Tiga - Si Tembok Beton

51 11 0
                                    

Tepat pukul lima sore mobil Biyan sudah terparkir di depan pintu gerbang kantor Reva. Reva sempat takjub dengan karakter Biyan yang tepat waktu. Ia bergegas mengemasi barang-barangnya dan berpamitan pada teman-temannya. Begitu sampai di depan pintu gerbang  ia segera berlari dan menghampiri Biyan yang sedari tadi sudah menunggunya.

"Sore, Bi." Sapanya dengan ramah.

"Hm." Jawab Biyan singkat.

Reva speechles. Ia berusaha ramah karena menghargai Biyan yang mau meluangkan waktunya untuk mengantar dan menjemputnya. Tapi Biyan malah bersikap sebaliknya. Ia jadi bertanya tanya, sebenarnya bagaimana karakter Biyan yang sesungguhnya? Jika ada kesempatan ngobrol lama dengan Buk Nah ia akan gunakan sebaik-baiknya untuk mencari tahu.

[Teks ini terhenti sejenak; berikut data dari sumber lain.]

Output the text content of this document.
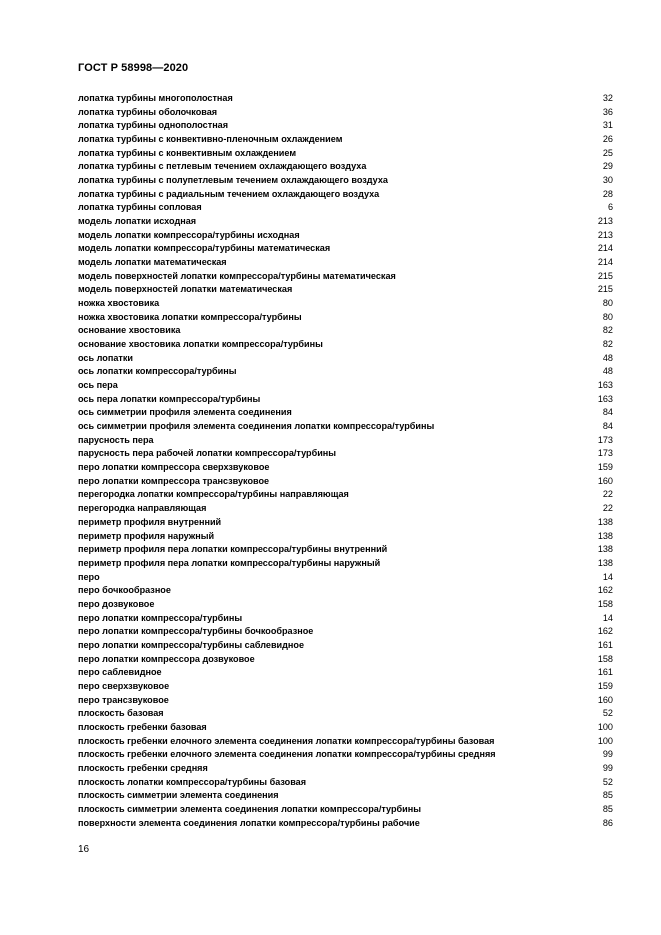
ГОСТ Р 58998—2020
лопатка турбины многополостная	32
лопатка турбины оболочковая	36
лопатка турбины однополостная	31
лопатка турбины с конвективно-пленочным охлаждением	26
лопатка турбины с конвективным охлаждением	25
лопатка турбины с петлевым течением охлаждающего воздуха	29
лопатка турбины с полупетлевым течением охлаждающего воздуха	30
лопатка турбины с радиальным течением охлаждающего воздуха	28
лопатка турбины сопловая	6
модель лопатки исходная	213
модель лопатки компрессора/турбины исходная	213
модель лопатки компрессора/турбины математическая	214
модель лопатки математическая	214
модель поверхностей лопатки компрессора/турбины математическая	215
модель поверхностей лопатки математическая	215
ножка хвостовика	80
ножка хвостовика лопатки компрессора/турбины	80
основание хвостовика	82
основание хвостовика лопатки компрессора/турбины	82
ось лопатки	48
ось лопатки компрессора/турбины	48
ось пера	163
ось пера лопатки компрессора/турбины	163
ось симметрии профиля элемента соединения	84
ось симметрии профиля элемента соединения лопатки компрессора/турбины	84
парусность пера	173
парусность пера рабочей лопатки компрессора/турбины	173
перо лопатки компрессора сверхзвуковое	159
перо лопатки компрессора трансзвуковое	160
перегородка лопатки компрессора/турбины направляющая	22
перегородка направляющая	22
периметр профиля внутренний	138
периметр профиля наружный	138
периметр профиля пера лопатки компрессора/турбины внутренний	138
периметр профиля пера лопатки компрессора/турбины наружный	138
перо	14
перо бочкообразное	162
перо дозвуковое	158
перо лопатки компрессора/турбины	14
перо лопатки компрессора/турбины бочкообразное	162
перо лопатки компрессора/турбины саблевидное	161
перо лопатки компрессора дозвуковое	158
перо саблевидное	161
перо сверхзвуковое	159
перо трансзвуковое	160
плоскость базовая	52
плоскость гребенки базовая	100
плоскость гребенки елочного элемента соединения лопатки компрессора/турбины базовая	100
плоскость гребенки елочного элемента соединения лопатки компрессора/турбины средняя	99
плоскость гребенки средняя	99
плоскость лопатки компрессора/турбины базовая	52
плоскость симметрии элемента соединения	85
плоскость симметрии элемента соединения лопатки компрессора/турбины	85
поверхности элемента соединения лопатки компрессора/турбины рабочие	86
16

Sepanjang perjalanan tak ada satu pun kata-kata yang keluar dari mulut Biyan. Membuat hati Reva sedikit kesal. Perjalanan dari kantor sampai rumah yang sebenarnya dekat terasa jauh sekali karena suasana yang dingin dan canggung. Ketika melihat mobil Biyan berhenti di depan rumah berpagar hitam Reva bernafas lega karena suasana yang canggung ini akan segera berakhir.

"Makasih Bi." Ucap Reva sebelum turun dari mobil.

Lagi-lagi Biyan hanya mengangguk singkat tanpa menoleh sedikitpun pada Reva. Hati Reva semakin merasa jengkel. Apa susahnya sih bilang "iya" atau "sama-sama"? Kenapa ia nggak nolak aja sewaktu Tante Mita menyuruhnya untuk mengantar dan menjemputnya? Dari pada terlihat terpaksa seperti ini.

'Dasar tembok beton!' Pekik Reva dalam hati.

Ia segera bergegas menuju kamarnya untuk mengistirahatkan tubuh dan juga pikirannya. Ia sudah membayangkan betapa nikmatnya bersantai di balkon kamarnya menikmati angin sore yang berhembus lembut. Begitu sampai di kamar, ia langsung mandi dan berganti pakaian kemudian membawa beberapa camilan ke balkon kamarnya.

Ketika baru saja Reva menghempaskan tubuhnya di kursi rotan yang ada di balkon, ia mendengar handphone-nya berbunyi. Lalu ia melihat sekilas nama yang tertera di layar handphone dan kemudian memencet simbol telepon berwarna hijau.

"Vaaa, gimana hari pertama kerja? Lancar? " Windy mengabsen.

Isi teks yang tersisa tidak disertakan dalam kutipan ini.